Sir Henry Josceline Phillimore, OBE, PC (25 December 1910 – 4 June 1974) was an English barrister and judge, who served as a Lord Justice of Appeal from 1968 to 1974.

== Biography ==
Henry Phillimore was the son of Charles Augustus Phillimore, a partner at Coutts Bank. His father's cousin was the prominent judge Walter Phillimore, 1st Baron Phillimore, himself the son of the judge Sir Robert Phillimore, 1st Baronet and grandson of the lawyer Joseph Phillimore. He was educated at Eton College, where he was an Oppidan, and Christ Church, Oxford, where he took second-class honours in Greats. He was called to the bar by the Middle Temple in 1934. He was the pupil of Edward Pearce, and after his pupillage joined his chambers. He joined the Western circuit and acquired a varied practice.
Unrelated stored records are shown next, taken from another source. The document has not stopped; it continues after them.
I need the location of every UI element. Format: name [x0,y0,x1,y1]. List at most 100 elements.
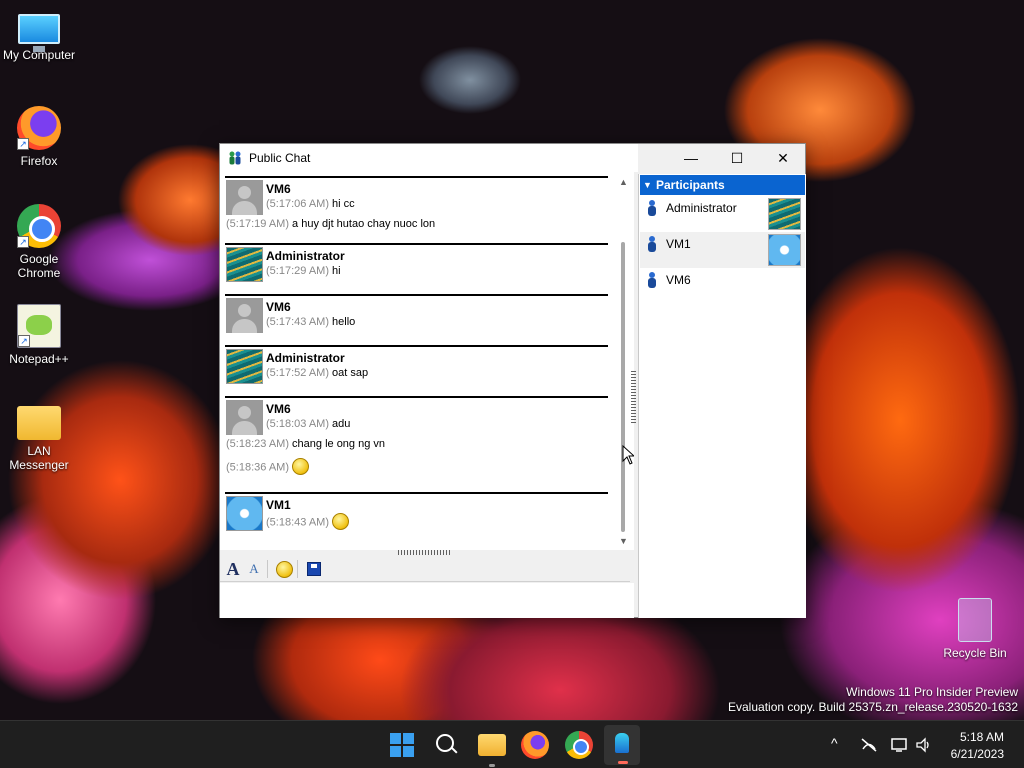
file-explorer-icon[interactable] [478,734,506,767]
message-sender: VM6 [266,402,291,416]
message-text: hi cc [332,198,355,210]
running-indicator [489,764,495,767]
chat-history[interactable]: VM6 (5:17:06 AM) hi cc (5:17:19 AM) a hu… [220,172,634,550]
title-bar[interactable]: Public Chat [220,144,638,172]
watermark-line-1: Windows 11 Pro Insider Preview [846,685,1018,699]
participants-panel: Participants Administrator VM1 VM6 [638,174,806,618]
message-timestamp: (5:17:29 AM) [266,265,329,277]
floppy-disk-icon [307,562,321,576]
participant-item[interactable]: VM6 [640,268,805,304]
desktop-icon-label: Recycle Bin [943,646,1007,660]
message-text: hi [332,265,341,277]
message-sender: VM1 [266,498,291,512]
avatar [226,400,263,435]
desktop-icon-label: Google Chrome [17,252,61,280]
font-color-button[interactable]: A [244,560,264,578]
emoticon-button[interactable] [274,560,294,578]
scroll-up-arrow-icon[interactable]: ▲ [619,177,628,187]
message-timestamp: (5:18:43 AM) [266,516,329,529]
font-button[interactable]: A [223,560,243,578]
clock-time: 5:18 AM [959,730,1004,744]
message-line: (5:18:23 AM) chang le ong ng vn [226,438,385,450]
windows-logo-pane [403,746,414,757]
message-timestamp: (5:17:06 AM) [266,198,329,210]
monitor-icon [18,14,60,52]
chat-message: Administrator (5:17:29 AM) hi [225,243,608,293]
message-text: hello [332,316,356,328]
chat-message: VM1 (5:18:43 AM) [225,492,608,550]
message-line: (5:18:43 AM) [266,513,350,531]
message-line: (5:17:43 AM) hello [266,316,355,328]
participant-item[interactable]: Administrator [640,196,805,232]
save-button[interactable] [304,560,324,578]
participant-item[interactable]: VM1 [640,232,805,268]
windows-logo-icon [390,733,401,744]
close-button[interactable]: ✕ [760,144,806,172]
chat-scrollbar[interactable]: ▲ ▼ [616,172,634,550]
user-icon [648,200,656,216]
shortcut-arrow-icon: ↗ [17,138,29,150]
participant-name: VM6 [666,273,691,287]
avatar [226,349,263,384]
avatar [226,247,263,282]
chrome-taskbar-icon[interactable] [565,731,593,759]
desktop-icon-firefox[interactable]: ↗ Firefox [0,106,78,168]
message-sender: Administrator [266,249,345,263]
chat-message: VM6 (5:17:43 AM) hello [225,294,608,344]
folder-icon [17,406,61,440]
message-text: oat sap [332,367,369,379]
participant-name: VM1 [666,237,691,251]
toolbar-separator [267,560,268,578]
scroll-down-arrow-icon[interactable]: ▼ [619,536,628,546]
message-timestamp: (5:18:36 AM) [226,461,289,474]
firefox-icon: ↗ [17,106,61,150]
message-timestamp: (5:18:23 AM) [226,438,289,450]
watermark-line-2: Evaluation copy. Build 25375.zn_release.… [728,700,1018,714]
minimize-button[interactable]: — [668,144,714,172]
message-input[interactable] [220,583,634,618]
avatar [226,298,263,333]
vertical-splitter-handle[interactable] [631,369,636,423]
avatar [226,496,263,531]
horizontal-splitter-handle[interactable] [398,550,452,555]
message-line: (5:17:19 AM) a huy djt hutao chay nuoc l… [226,218,435,230]
system-clock[interactable]: 5:18 AM 6/21/2023 [951,729,1004,763]
user-icon [648,272,656,288]
desktop-icon-label: LAN Messenger [9,444,69,472]
desktop-icon-my-computer[interactable]: My Computer [0,8,78,62]
desktop-icon-notepad-plus-plus[interactable]: ↗ Notepad++ [0,304,78,366]
volume-icon[interactable] [915,737,933,753]
active-app-indicator [618,761,628,764]
shortcut-arrow-icon: ↗ [17,236,29,248]
smile-emoji-icon [275,560,293,578]
message-line: (5:17:06 AM) hi cc [266,198,355,210]
lan-messenger-taskbar-icon[interactable] [604,725,640,765]
scrollbar-thumb[interactable] [621,242,625,532]
message-timestamp: (5:17:43 AM) [266,316,329,328]
message-line: (5:17:52 AM) oat sap [266,367,368,379]
lan-messenger-app-icon [229,151,241,165]
windows-logo-pane [390,746,401,757]
network-offline-icon[interactable] [860,737,878,753]
toolbar-separator [297,560,298,578]
desktop-icon-lan-messenger[interactable]: LAN Messenger [0,400,78,472]
window-title: Public Chat [249,151,311,165]
search-icon[interactable] [433,731,461,759]
firefox-taskbar-icon[interactable] [521,731,549,759]
notepad-plus-plus-icon: ↗ [17,304,61,348]
message-timestamp: (5:17:19 AM) [226,218,289,230]
desktop-icon-google-chrome[interactable]: ↗ Google Chrome [0,204,78,280]
message-sender: VM6 [266,300,291,314]
display-icon[interactable] [891,737,909,753]
message-line: (5:18:03 AM) adu [266,418,350,430]
participants-header[interactable]: Participants [640,175,805,195]
message-sender: Administrator [266,351,345,365]
message-text: chang le ong ng vn [292,438,386,450]
smile-emoji-icon [332,513,350,530]
maximize-button[interactable]: ☐ [714,144,760,172]
desktop-icon-recycle-bin[interactable]: Recycle Bin [936,598,1014,660]
start-button[interactable] [389,731,417,759]
clock-date: 6/21/2023 [950,747,1004,761]
show-hidden-icons-chevron-icon[interactable]: ^ [831,735,838,751]
participant-avatar [768,234,801,266]
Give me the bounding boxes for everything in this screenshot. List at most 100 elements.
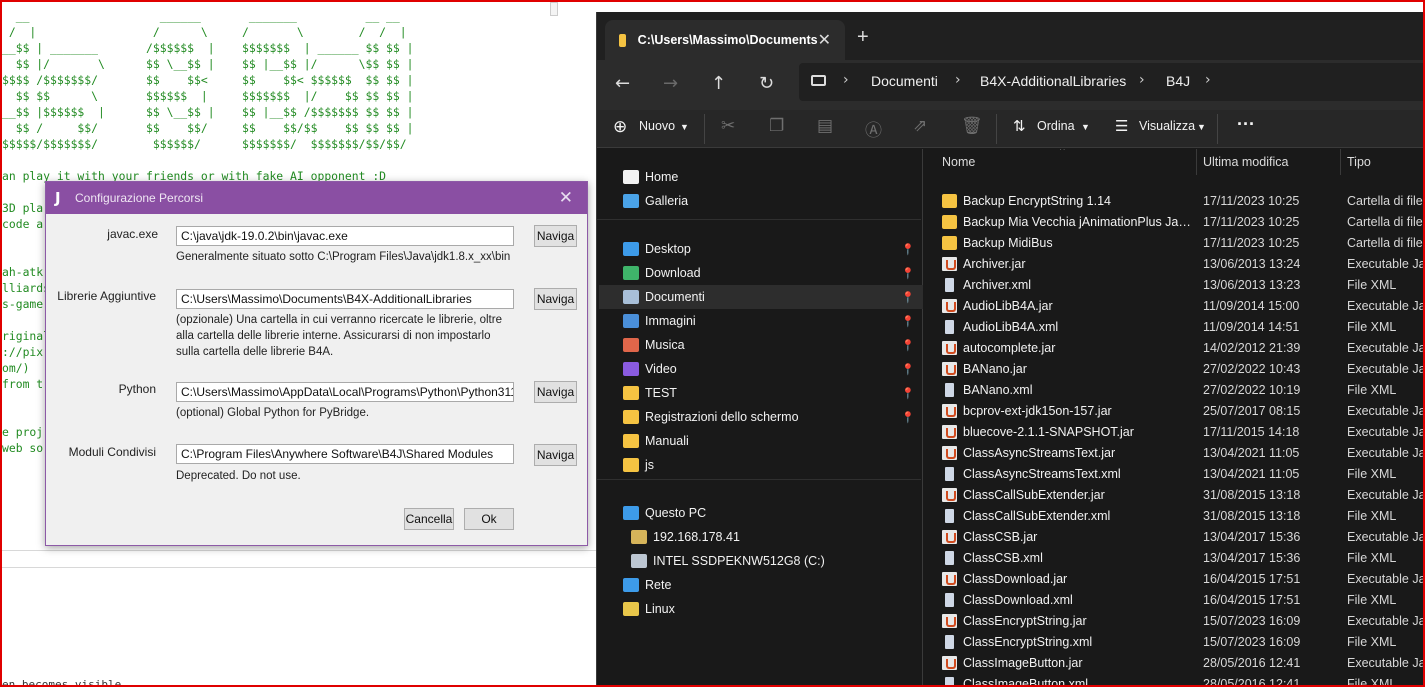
explorer-tab-documents[interactable]: C:\Users\Massimo\Documents ✕	[605, 20, 845, 60]
nav-item-download[interactable]: Download 📍	[599, 261, 923, 285]
file-type: Cartella di file	[1347, 194, 1423, 208]
shared-modules-input[interactable]: C:\Program Files\Anywhere Software\B4J\S…	[176, 444, 514, 464]
pin-icon: 📍	[901, 410, 915, 424]
nav-item-label: Immagini	[645, 314, 696, 328]
ok-button[interactable]: Ok	[464, 508, 514, 530]
breadcrumb-separator: ›	[955, 72, 961, 88]
nav-item-galleria[interactable]: Galleria	[599, 189, 923, 213]
nav-section-divider	[597, 219, 921, 220]
shared-modules-browse-button[interactable]: Naviga	[534, 444, 577, 466]
python-path-input[interactable]: C:\Users\Massimo\AppData\Local\Programs\…	[176, 382, 514, 402]
file-row[interactable]: ClassDownload.xml 16/04/2015 17:51 File XM…	[925, 590, 1425, 611]
tab-close-icon[interactable]: ✕	[818, 30, 831, 50]
dialog-titlebar[interactable]: J Configurazione Percorsi ✕	[46, 182, 587, 214]
delete-icon[interactable]: 🗑	[961, 116, 983, 136]
column-separator[interactable]	[1340, 149, 1341, 175]
file-modified-date: 13/04/2021 11:05	[1203, 446, 1300, 460]
nav-item-rete[interactable]: Rete	[599, 573, 923, 597]
file-row[interactable]: ClassAsyncStreamsText.xml 13/04/2021 11:0…	[925, 464, 1425, 485]
new-tab-button[interactable]: +	[857, 26, 869, 49]
file-row[interactable]: AudioLibB4A.jar 11/09/2014 15:00 Executabl…	[925, 296, 1425, 317]
file-type: Cartella di file	[1347, 215, 1423, 229]
new-button[interactable]: Nuovo	[639, 119, 675, 133]
breadcrumb-b4j[interactable]: B4J	[1166, 73, 1190, 89]
python-help-text: (optional) Global Python for PyBridge.	[176, 407, 370, 419]
file-name: AudioLibB4A.xml	[963, 320, 1059, 334]
file-row[interactable]: bluecove-2.1.1-SNAPSHOT.jar 17/11/2015 14…	[925, 422, 1425, 443]
file-row[interactable]: Archiver.jar 13/06/2013 13:24 Executable J…	[925, 254, 1425, 275]
python-browse-button[interactable]: Naviga	[534, 381, 577, 403]
column-name[interactable]: Nome	[942, 155, 975, 169]
file-row[interactable]: ClassDownload.jar 16/04/2015 17:51 Executa…	[925, 569, 1425, 590]
file-row[interactable]: Backup EncryptString 1.14 17/11/2023 10:2…	[925, 191, 1425, 212]
more-options-button[interactable]: ···	[1237, 114, 1255, 135]
paste-icon[interactable]: ▤	[817, 116, 833, 136]
file-row[interactable]: autocomplete.jar 14/02/2012 21:39 Executab…	[925, 338, 1425, 359]
view-button[interactable]: Visualizza	[1139, 119, 1195, 133]
file-name: ClassDownload.xml	[963, 593, 1073, 607]
file-row[interactable]: ClassCallSubExtender.xml 31/08/2015 13:18…	[925, 506, 1425, 527]
column-modified[interactable]: Ultima modifica	[1203, 155, 1288, 169]
file-row[interactable]: BANano.xml 27/02/2022 10:19 File XML	[925, 380, 1425, 401]
cancel-button[interactable]: Cancella	[404, 508, 454, 530]
file-row[interactable]: Backup Mia Vecchia jAnimationPlus Java L…	[925, 212, 1425, 233]
file-row[interactable]: ClassImageButton.jar 28/05/2016 12:41 Exec…	[925, 653, 1425, 674]
nav-item-questo-pc[interactable]: Questo PC	[599, 501, 923, 525]
up-arrow-icon[interactable]: ↑	[711, 73, 726, 94]
file-row[interactable]: ClassEncryptString.jar 15/07/2023 16:09 Ex…	[925, 611, 1425, 632]
nav-item-js[interactable]: js	[599, 453, 923, 477]
nav-item-label: 192.168.178.41	[653, 530, 740, 544]
nav-item-label: Registrazioni dello schermo	[645, 410, 799, 424]
forward-arrow-icon[interactable]: →	[663, 73, 678, 94]
drive-icon	[631, 554, 647, 568]
file-row[interactable]: ClassEncryptString.xml 15/07/2023 16:09 Fi…	[925, 632, 1425, 653]
nav-item-immagini[interactable]: Immagini 📍	[599, 309, 923, 333]
additional-libs-label: Librerie Aggiuntive	[57, 289, 156, 303]
additional-libs-browse-button[interactable]: Naviga	[534, 288, 577, 310]
file-name: ClassEncryptString.xml	[963, 635, 1093, 649]
javac-path-input[interactable]: C:\java\jdk-19.0.2\bin\javac.exe	[176, 226, 514, 246]
nav-item-home[interactable]: Home	[599, 165, 923, 189]
share-icon[interactable]: ⇗	[913, 116, 927, 136]
folder-icon	[623, 458, 639, 472]
nav-item-test[interactable]: TEST 📍	[599, 381, 923, 405]
file-row[interactable]: Backup MidiBus 17/11/2023 10:25 Cartella d…	[925, 233, 1425, 254]
breadcrumb-b4x-additional-libraries[interactable]: B4X-AdditionalLibraries	[980, 73, 1126, 89]
nav-item-video[interactable]: Video 📍	[599, 357, 923, 381]
nav-item-intel-ssdpeknw512g8-c-[interactable]: INTEL SSDPEKNW512G8 (C:)	[599, 549, 923, 573]
new-plus-icon: ⊕	[613, 117, 628, 137]
breadcrumb-documenti[interactable]: Documenti	[871, 73, 938, 89]
file-row[interactable]: AudioLibB4A.xml 11/09/2014 14:51 File XML	[925, 317, 1425, 338]
file-type: Executable Jar	[1347, 341, 1425, 355]
back-arrow-icon[interactable]: ←	[615, 73, 630, 94]
java-jar-icon	[942, 488, 957, 502]
dialog-close-icon[interactable]: ✕	[559, 188, 573, 208]
column-type[interactable]: Tipo	[1347, 155, 1371, 169]
nav-item-linux[interactable]: Linux	[599, 597, 923, 621]
view-icon: ☰	[1115, 117, 1129, 135]
refresh-icon[interactable]: ↻	[759, 73, 774, 94]
nav-item-documenti[interactable]: Documenti 📍	[599, 285, 923, 309]
nav-item-manuali[interactable]: Manuali	[599, 429, 923, 453]
nav-item-musica[interactable]: Musica 📍	[599, 333, 923, 357]
javac-browse-button[interactable]: Naviga	[534, 225, 577, 247]
file-row[interactable]: ClassAsyncStreamsText.jar 13/04/2021 11:0…	[925, 443, 1425, 464]
file-row[interactable]: bcprov-ext-jdk15on-157.jar 25/07/2017 08:…	[925, 401, 1425, 422]
file-row[interactable]: ClassCSB.xml 13/04/2017 15:36 File XML	[925, 548, 1425, 569]
copy-icon[interactable]: ❐	[769, 116, 784, 136]
column-separator[interactable]	[1196, 149, 1197, 175]
file-row[interactable]: ClassCSB.jar 13/04/2017 15:36 Executable J…	[925, 527, 1425, 548]
file-row[interactable]: BANano.jar 27/02/2022 10:43 Executable Jar	[925, 359, 1425, 380]
additional-libs-input[interactable]: C:\Users\Massimo\Documents\B4X-Additiona…	[176, 289, 514, 309]
nav-item-registrazioni-dello-schermo[interactable]: Registrazioni dello schermo 📍	[599, 405, 923, 429]
file-row[interactable]: ClassCallSubExtender.jar 31/08/2015 13:18…	[925, 485, 1425, 506]
nav-item-desktop[interactable]: Desktop 📍	[599, 237, 923, 261]
file-type: Executable Jar	[1347, 530, 1425, 544]
address-breadcrumb-box[interactable]: › Documenti › B4X-AdditionalLibraries › …	[799, 63, 1425, 101]
sort-button[interactable]: Ordina	[1037, 119, 1075, 133]
cut-icon[interactable]: ✂	[721, 116, 735, 136]
file-row[interactable]: Archiver.xml 13/06/2013 13:23 File XML	[925, 275, 1425, 296]
editor-scroll-handle[interactable]	[550, 2, 558, 16]
rename-icon[interactable]: Ⓐ	[865, 116, 882, 141]
nav-item-192-168-178-41[interactable]: 192.168.178.41	[599, 525, 923, 549]
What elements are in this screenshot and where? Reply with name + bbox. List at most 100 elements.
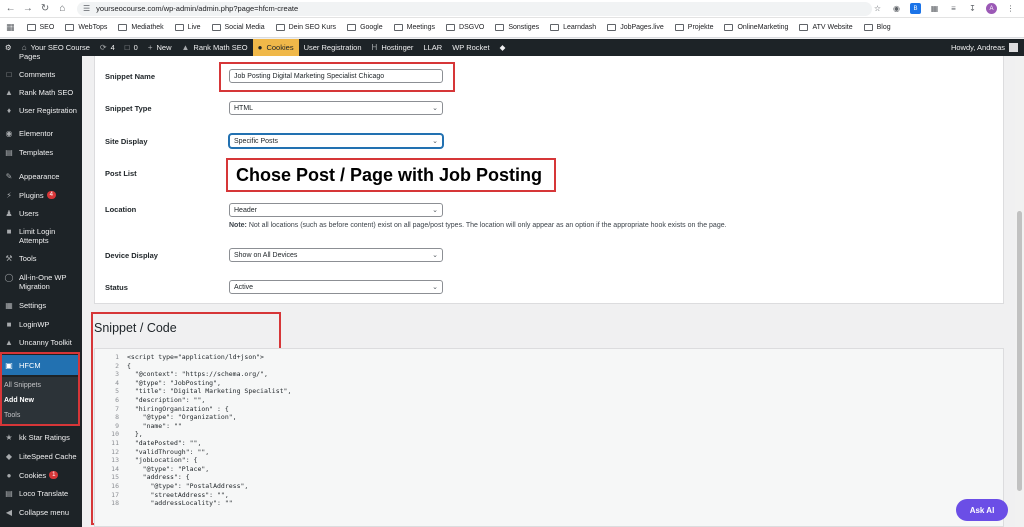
sidebar-item-pages[interactable]: Pages [0, 52, 82, 61]
submenu-all-snippets[interactable]: All Snippets [4, 382, 41, 389]
location-select[interactable]: Header ⌄ [229, 203, 443, 217]
bookmark-folder[interactable]: Live [174, 24, 201, 31]
code-editor[interactable]: 1 <script type="application/ld+json"> 2{3 … [94, 348, 1004, 527]
forward-icon[interactable]: → [21, 2, 34, 16]
bookmark-folder[interactable]: Meetings [393, 24, 435, 31]
line-number: 7 [115, 404, 119, 413]
bookmark-label: OnlineMarketing [737, 24, 789, 31]
admin-bar-new[interactable]: + New [143, 39, 177, 56]
sidebar-item-templates[interactable]: ▤ Templates [0, 148, 82, 157]
admin-bar-wp-rocket[interactable]: WP Rocket [447, 39, 494, 56]
bookmark-folder[interactable]: Learndash [550, 24, 596, 31]
sidebar-item-settings[interactable]: ▦ Settings [0, 301, 82, 310]
templates-icon: ▤ [5, 148, 13, 157]
sidebar-item-label: Collapse menu [19, 508, 70, 517]
admin-bar-updates[interactable]: ⟳ 4 [95, 39, 120, 56]
aio-line2: Migration [19, 282, 50, 291]
bookmark-folder[interactable]: Google [347, 24, 383, 31]
menu-kebab-icon[interactable]: ⋮ [1005, 3, 1016, 14]
sidebar-item-label: Appearance [19, 172, 60, 181]
migration-icon: ◯ [4, 273, 14, 282]
bookmark-folder[interactable]: DSGVO [446, 24, 484, 31]
litespeed-icon: ◆ [5, 452, 13, 461]
bookmark-star-icon[interactable]: ☆ [872, 3, 883, 14]
extension-badge-icon[interactable]: B [910, 3, 922, 14]
snippet-name-input[interactable]: Job Posting Digital Marketing Specialist… [229, 69, 443, 83]
sidebar-item-user-registration[interactable]: ♦ User Registration [0, 106, 82, 115]
bookmark-folder[interactable]: Sonstiges [495, 24, 539, 31]
sidebar-item-hfcm[interactable]: ▣ HFCM [2, 355, 78, 375]
status-select[interactable]: Active ⌄ [229, 280, 443, 294]
sidebar-item-users[interactable]: ♟ Users [0, 209, 82, 218]
comments-icon: □ [6, 70, 12, 79]
sidebar-item-loco[interactable]: ▤ Loco Translate [0, 489, 82, 498]
bookmark-folder[interactable]: Blog [863, 24, 891, 31]
media-list-icon[interactable]: ≡ [948, 3, 959, 14]
admin-bar-user-registration[interactable]: User Registration [299, 39, 367, 56]
profile-avatar[interactable]: A [986, 3, 998, 14]
device-display-select[interactable]: Show on All Devices ⌄ [229, 248, 443, 262]
apps-grid-icon[interactable]: ▦ [6, 22, 15, 33]
site-display-select[interactable]: Specific Posts ⌄ [229, 134, 443, 148]
sidebar-item-label: Users [19, 209, 39, 218]
admin-bar-llar[interactable]: LLAR [418, 39, 447, 56]
page-scrollbar[interactable] [1015, 56, 1024, 527]
bookmark-folder[interactable]: Mediathek [118, 24, 164, 31]
location-value: Header [234, 206, 257, 214]
sidebar-item-litespeed[interactable]: ◆ LiteSpeed Cache [0, 452, 82, 461]
sidebar-item-limit-login[interactable]: ■ Limit Login Attempts [0, 227, 82, 245]
line-number: 15 [111, 473, 119, 482]
diamond-icon[interactable]: ◆ [495, 39, 511, 56]
sidebar-item-aio-migration[interactable]: ◯ All-in-One WP Migration [0, 273, 82, 291]
admin-bar-cookies[interactable]: ● Cookies [252, 39, 299, 56]
snippet-type-select[interactable]: HTML ⌄ [229, 101, 443, 115]
sidebar-item-tools[interactable]: ⚒ Tools [0, 254, 82, 263]
extension-icon[interactable]: ◉ [891, 3, 902, 14]
sidebar-item-rank-math[interactable]: ▲ Rank Math SEO [0, 88, 82, 97]
bookmark-folder[interactable]: Social Media [211, 24, 265, 31]
bookmark-folder[interactable]: Dein SEO Kurs [275, 24, 336, 31]
bookmark-folder[interactable]: OnlineMarketing [724, 24, 788, 31]
sidebar-item-cookies[interactable]: ● Cookies 1 [0, 471, 82, 480]
bookmark-folder[interactable]: Projekte [674, 24, 713, 31]
sidebar-item-elementor[interactable]: ◉ Elementor [0, 129, 82, 138]
site-info-icon[interactable]: ☰ [83, 4, 90, 13]
snippet-code-heading: Snippet / Code [94, 321, 177, 335]
admin-bar-rank-math[interactable]: ▲ Rank Math SEO [177, 39, 253, 56]
reload-icon[interactable]: ↻ [39, 2, 52, 16]
bookmark-folder[interactable]: SEO [26, 24, 54, 31]
sidebar-item-kk-star[interactable]: ★ kk Star Ratings [0, 433, 82, 442]
bookmark-label: Mediathek [131, 24, 164, 31]
scroll-thumb[interactable] [1017, 211, 1022, 491]
puzzle-icon[interactable]: ▦ [929, 3, 940, 14]
bookmark-folder[interactable]: JobPages.live [607, 24, 664, 31]
sidebar-item-plugins[interactable]: ⚡ Plugins 4 [0, 191, 82, 200]
address-bar[interactable]: ☰ yourseocourse.com/wp-admin/admin.php?p… [77, 1, 873, 16]
submenu-tools[interactable]: Tools [4, 412, 20, 419]
sidebar-item-comments[interactable]: □ Comments [0, 70, 82, 79]
bookmark-folder[interactable]: WebTops [65, 24, 107, 31]
hostinger-label: Hostinger [381, 43, 414, 52]
admin-bar-account[interactable]: Howdy, Andreas [951, 43, 1024, 52]
collapse-menu-button[interactable]: ◀ Collapse menu [0, 508, 82, 517]
download-icon[interactable]: ↧ [967, 3, 978, 14]
admin-bar-hostinger[interactable]: H Hostinger [367, 39, 419, 56]
bookmark-folder[interactable]: ATV Website [799, 24, 853, 31]
callout-text: Chose Post / Page with Job Posting [236, 164, 543, 185]
back-icon[interactable]: ← [4, 2, 17, 16]
home-icon[interactable]: ⌂ [56, 2, 69, 16]
snippet-settings-panel: Snippet Name Job Posting Digital Marketi… [94, 56, 1004, 304]
updates-count: 4 [110, 43, 115, 52]
sidebar-item-appearance[interactable]: ✎ Appearance [0, 172, 82, 181]
sidebar-item-loginwp[interactable]: ■ LoginWP [0, 320, 82, 329]
sidebar-item-uncanny[interactable]: ▲ Uncanny Toolkit [0, 338, 82, 347]
line-number: 2 [115, 361, 119, 370]
ask-ai-button[interactable]: Ask AI [956, 499, 1008, 521]
admin-bar-comments[interactable]: □ 0 [120, 39, 143, 56]
sidebar-item-label: Loco Translate [19, 489, 69, 498]
code-line: 16 "@type": "PostalAddress", [109, 482, 291, 491]
folder-icon [674, 24, 684, 31]
chevron-down-icon: ⌄ [432, 284, 438, 291]
submenu-add-new[interactable]: Add New [4, 397, 34, 404]
sidebar-item-label: Limit Login Attempts [19, 227, 55, 245]
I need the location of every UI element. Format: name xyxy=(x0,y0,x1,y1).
He joined the Territorial Army as a gunner in July 1939, and was commissioned in December the same year. After serving in the Norwegian Campaign in 1940, he joined the Prisoner of War Department at the War Office. He attended the Yalta Conference in 1944. The following year, he was promoted colonel and was appointed continental secretary of the British War Crimes Executive. He then served as leading junior counsel of the British prosecution team at the Nuremberg Trials in 1945–46. He was appointed OBE in 1946.

After the Nuremberg Trials, Phillimore returned to his old chambers. He was Recorder of Poole between 1946–54 and Recorder of Winchester between 1954 and 1959. He took silk in 1952.

In 1959, Phillimore was appointed a Justice of the High Court and assigned to the Probate, Divorce and Admiralty Division, receiving the customary knighthood. In 1962 he was transferred to the Queen's Bench Division on the retirement of Mr Justice Hilbery. In 1968, he was promoted to the Court of Appeal, on the elevation of Lord Justice Diplock to the House of Lords, and was sworn of the Privy Council. He retired in April 1974 and died two months later.

Phillimore was a member of the Royal Commission on Assizes and Quarter Sessions, which recommended their abolition, between 1967 and 1969, and was chairman of the Committee on Contempt of Court from 1971 to 1974. The report of the committee, sometimes known as the Phillimore Report, led to the Contempt of Court Act 1981.

== Family ==
Phillimore married Katharine Mary, daughter of Lieutenant-Commander L. C. Maude-Roxby, in 1938; they had two daughters.